Financial Crisis Congressional Hearings
Assistant Professor of Law, George Mason University School of Law
Senior Scholar, Mercatus Center Financial Markets Working Group
Congress has been particularly active this summer holding hearings in response to the financial crisis. Now that it has gone into recess, I thought I would take this opportunity to summarize the events at three hearings in the U.S. House of Representatives and U.S. Senate where I have testified over the last two months that have very serious implications for Delaware.
I had the opportunity to testify at a House Financial Services Committee hearing on the link between Executive Compensation and Systemic Risk. My opening statement is available here. I noted that executive compensation’s link to the present crisis is unclear. In particular, executive compensation practices at those banks able to return their TARP funds were mostly identical to those at banks that will need additional injections of capital, and I argued that the Committee should consider how say-on-pay will give substantial power to proxy advisory firms. The questions for this hearing were also particularly lively, with the members expressing interest in the role of Delaware in corporate law. One of the witnesses, former SEC Chief Accountant Lynn Turner, supported a mandatory shareholder vote on state of incorporation, a proposal which I opposed and one which fortunately has not been considered by either chamber.
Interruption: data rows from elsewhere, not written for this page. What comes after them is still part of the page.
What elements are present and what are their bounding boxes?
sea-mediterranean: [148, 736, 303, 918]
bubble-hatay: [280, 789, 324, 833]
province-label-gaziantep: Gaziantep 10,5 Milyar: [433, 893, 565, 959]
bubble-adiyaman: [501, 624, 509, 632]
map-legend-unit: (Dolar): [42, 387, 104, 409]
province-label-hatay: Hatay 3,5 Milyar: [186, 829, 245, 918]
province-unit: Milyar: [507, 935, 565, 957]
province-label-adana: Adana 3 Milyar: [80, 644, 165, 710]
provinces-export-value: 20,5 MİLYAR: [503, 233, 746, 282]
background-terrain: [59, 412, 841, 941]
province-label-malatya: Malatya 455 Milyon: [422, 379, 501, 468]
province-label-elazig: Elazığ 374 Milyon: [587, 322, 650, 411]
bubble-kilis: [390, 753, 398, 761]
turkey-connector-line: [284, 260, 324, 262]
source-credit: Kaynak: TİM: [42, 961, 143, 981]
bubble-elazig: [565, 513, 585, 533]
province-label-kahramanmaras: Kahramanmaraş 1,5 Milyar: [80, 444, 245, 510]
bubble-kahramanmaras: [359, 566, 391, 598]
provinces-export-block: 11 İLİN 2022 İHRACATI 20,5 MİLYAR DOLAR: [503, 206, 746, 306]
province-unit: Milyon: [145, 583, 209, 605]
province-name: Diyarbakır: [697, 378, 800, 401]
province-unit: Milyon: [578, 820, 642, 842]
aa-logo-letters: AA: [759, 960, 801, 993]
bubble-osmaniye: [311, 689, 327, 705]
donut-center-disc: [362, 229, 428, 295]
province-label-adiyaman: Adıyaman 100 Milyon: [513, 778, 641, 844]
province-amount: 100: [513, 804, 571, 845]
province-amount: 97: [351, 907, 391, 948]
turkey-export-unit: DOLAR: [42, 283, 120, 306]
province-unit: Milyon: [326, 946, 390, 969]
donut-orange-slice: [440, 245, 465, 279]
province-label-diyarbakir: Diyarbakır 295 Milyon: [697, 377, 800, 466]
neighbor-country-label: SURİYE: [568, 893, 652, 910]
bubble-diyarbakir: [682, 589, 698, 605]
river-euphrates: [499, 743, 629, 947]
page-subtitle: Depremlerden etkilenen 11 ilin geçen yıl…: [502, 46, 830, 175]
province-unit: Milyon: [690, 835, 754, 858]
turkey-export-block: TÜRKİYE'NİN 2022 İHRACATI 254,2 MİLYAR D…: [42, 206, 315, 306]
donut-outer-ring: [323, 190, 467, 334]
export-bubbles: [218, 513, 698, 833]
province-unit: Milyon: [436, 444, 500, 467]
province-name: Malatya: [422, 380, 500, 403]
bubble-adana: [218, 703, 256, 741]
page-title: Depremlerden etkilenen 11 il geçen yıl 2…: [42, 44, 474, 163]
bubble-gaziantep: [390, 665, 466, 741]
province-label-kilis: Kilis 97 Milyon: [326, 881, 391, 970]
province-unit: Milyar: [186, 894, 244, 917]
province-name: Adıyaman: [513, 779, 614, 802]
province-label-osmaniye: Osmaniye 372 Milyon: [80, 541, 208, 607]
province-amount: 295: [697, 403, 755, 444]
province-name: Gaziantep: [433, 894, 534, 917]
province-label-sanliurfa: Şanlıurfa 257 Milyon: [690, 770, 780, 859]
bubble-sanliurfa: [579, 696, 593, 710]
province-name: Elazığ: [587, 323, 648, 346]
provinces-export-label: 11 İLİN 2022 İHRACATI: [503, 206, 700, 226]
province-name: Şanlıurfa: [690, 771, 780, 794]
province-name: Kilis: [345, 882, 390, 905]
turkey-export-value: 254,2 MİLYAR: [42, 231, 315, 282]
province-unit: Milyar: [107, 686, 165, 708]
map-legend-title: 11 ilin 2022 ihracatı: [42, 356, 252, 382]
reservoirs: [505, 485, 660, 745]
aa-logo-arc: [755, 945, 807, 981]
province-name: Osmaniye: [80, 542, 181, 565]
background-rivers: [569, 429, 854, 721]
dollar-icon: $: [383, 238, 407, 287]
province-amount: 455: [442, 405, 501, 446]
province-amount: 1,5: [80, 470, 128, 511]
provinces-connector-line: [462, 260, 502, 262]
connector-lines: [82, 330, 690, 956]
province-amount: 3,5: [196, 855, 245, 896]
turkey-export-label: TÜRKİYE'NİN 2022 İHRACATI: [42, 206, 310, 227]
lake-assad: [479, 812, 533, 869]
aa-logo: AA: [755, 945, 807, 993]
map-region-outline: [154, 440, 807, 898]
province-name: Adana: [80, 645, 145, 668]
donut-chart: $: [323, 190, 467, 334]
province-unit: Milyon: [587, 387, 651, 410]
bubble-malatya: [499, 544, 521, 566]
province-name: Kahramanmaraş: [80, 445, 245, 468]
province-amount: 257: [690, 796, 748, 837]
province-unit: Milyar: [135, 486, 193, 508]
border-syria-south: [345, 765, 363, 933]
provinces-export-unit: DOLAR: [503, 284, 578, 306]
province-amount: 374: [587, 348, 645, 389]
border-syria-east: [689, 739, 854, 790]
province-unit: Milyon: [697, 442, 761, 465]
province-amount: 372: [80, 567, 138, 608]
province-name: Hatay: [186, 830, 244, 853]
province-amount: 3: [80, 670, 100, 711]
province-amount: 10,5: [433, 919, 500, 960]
The legislation considered at the hearing, including say-on-pay and compensation committee disclosure, eventually passed the House and has been remitted to the Senate. You may also view my interview on The News Hour with Jim Lehrer on this issue here.
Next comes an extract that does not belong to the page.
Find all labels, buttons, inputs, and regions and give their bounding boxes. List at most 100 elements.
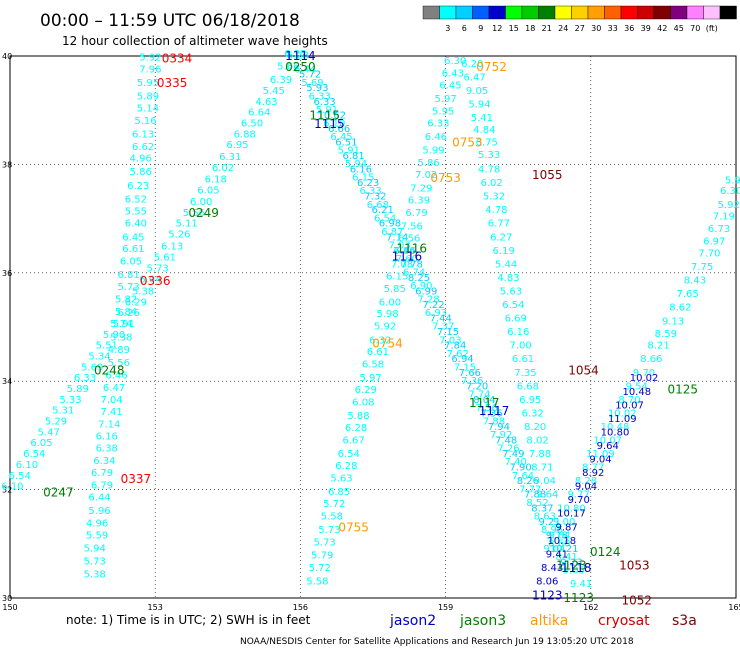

I also had the opportunity to testify, see here before the U.S. Senate Committee on Banking, Housing, and Urban Development regarding corporate governance and shareholder power. Executive compensation was considered, but the SEC’s Proxy Access Proposal and Senator Schumer’s Shareholder Bill of Rights were more central to the discussion. The role of Delaware in corporate law was also sharply debated by myself and the other witnesses. Senator Johanns quipped "When I was Governor of Nebraska, I decided I was going to take on Delaware. You know what I realized about Delaware? It had one heck of a good start. And they were doing more things right than they were doing wrong, and it was going to be very difficult to dent that…." Senator Corker seemed to express interest in some, but not all, of the Schumer Bill’s provisions. If the Schumer Bill obtains bi-partisan support from Senator Corker, which would likely require significant compromise in the current language of the bill, I predict its swift passage.
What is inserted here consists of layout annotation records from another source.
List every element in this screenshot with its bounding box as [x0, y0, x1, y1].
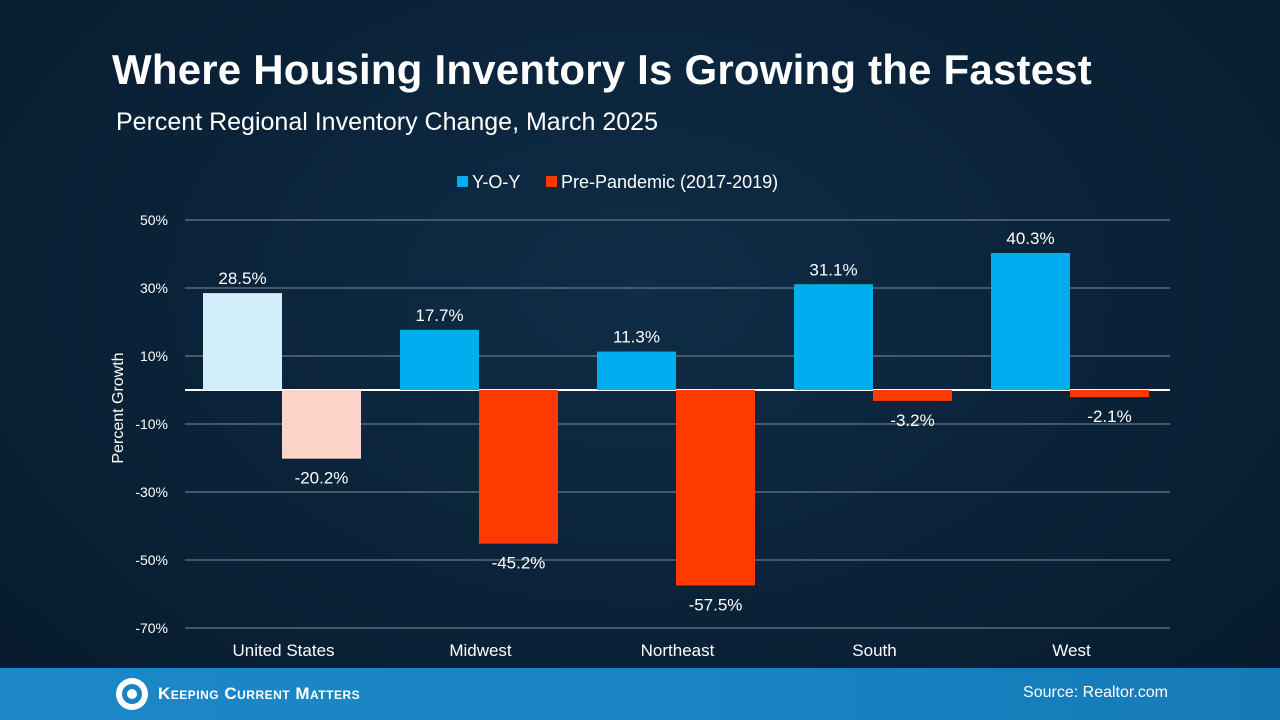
y-tick-label: 10%	[140, 348, 168, 364]
x-tick-label: South	[852, 641, 896, 660]
y-tick-label: -10%	[135, 416, 168, 432]
bar-yoy	[203, 293, 282, 390]
x-tick-label: Midwest	[449, 641, 512, 660]
data-label: 11.3%	[613, 328, 660, 347]
footer-bar: Keeping Current Matters Source: Realtor.…	[0, 668, 1280, 720]
x-tick-label: United States	[232, 641, 334, 660]
bars: 28.5% -20.2% 17.7% -45.2% 11.3% -57.5% 31.1% -3…	[203, 229, 1149, 615]
y-tick-label: 30%	[140, 280, 168, 296]
x-axis: United States Midwest Northeast South West	[232, 641, 1091, 660]
data-label: -3.2%	[890, 411, 934, 430]
y-tick-label: -70%	[135, 620, 168, 636]
bar-pre-pandemic	[676, 390, 755, 586]
source-note: Source: Realtor.com	[1023, 684, 1168, 701]
bar-chart: Y-O-Y Pre-Pandemic (2017-2019) 50% 30% 10% -…	[110, 172, 1170, 660]
y-tick-label: -30%	[135, 484, 168, 500]
legend-swatch-pre-pandemic	[546, 176, 557, 187]
bar-pre-pandemic	[479, 390, 558, 544]
data-label: -57.5%	[689, 596, 743, 615]
bar-pre-pandemic	[873, 390, 952, 401]
kcm-logo: Keeping Current Matters	[116, 678, 360, 710]
bar-yoy	[991, 252, 1070, 390]
legend: Y-O-Y Pre-Pandemic (2017-2019)	[457, 172, 778, 192]
legend-label: Pre-Pandemic (2017-2019)	[561, 172, 778, 192]
data-label: 28.5%	[218, 269, 266, 288]
data-label: -20.2%	[295, 469, 349, 488]
bar-pre-pandemic	[1070, 390, 1149, 398]
x-tick-label: Northeast	[641, 641, 715, 660]
bar-yoy	[400, 329, 479, 390]
data-label: 31.1%	[809, 260, 857, 279]
chart-title: Where Housing Inventory Is Growing the F…	[112, 46, 1092, 93]
legend-swatch-yoy	[457, 176, 468, 187]
data-label: -2.1%	[1087, 407, 1131, 426]
bar-yoy	[597, 351, 676, 390]
bar-pre-pandemic	[282, 390, 361, 459]
logo-text: Keeping Current Matters	[158, 684, 361, 703]
chart-subtitle: Percent Regional Inventory Change, March…	[116, 108, 658, 136]
kcm-swirl-logo-icon	[116, 678, 148, 710]
x-tick-label: West	[1052, 641, 1091, 660]
y-axis: 50% 30% 10% -10% -30% -50% -70% Percent Growth	[110, 212, 168, 636]
data-label: 17.7%	[415, 306, 463, 325]
y-tick-label: 50%	[140, 212, 168, 228]
data-label: -45.2%	[492, 554, 546, 573]
legend-label: Y-O-Y	[472, 172, 520, 192]
bar-yoy	[794, 284, 873, 390]
y-axis-title: Percent Growth	[110, 352, 127, 463]
data-label: 40.3%	[1006, 229, 1054, 248]
y-tick-label: -50%	[135, 552, 168, 568]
Finally, I testified (here) at a hearing before the House Committee on Oversight, alongside the CEO and Trustees of AIG, regarding deficiencies in the AIG Trust crafted by the Federal Reserve to maintain the government’s investment in AIG. My work has recently led to bi-partisan legislation from Senator Warner and Senator Corker, The TARP Recipient Ownership Trust Act of 2009 (see here), to alleviate some of the deficiencies I discovered in the AIG trust. In particular, the fiduciary duty of the trustees is to the Treasury, rather than the taxpayer, and indemnification for the trustees has no form of good faith limitation.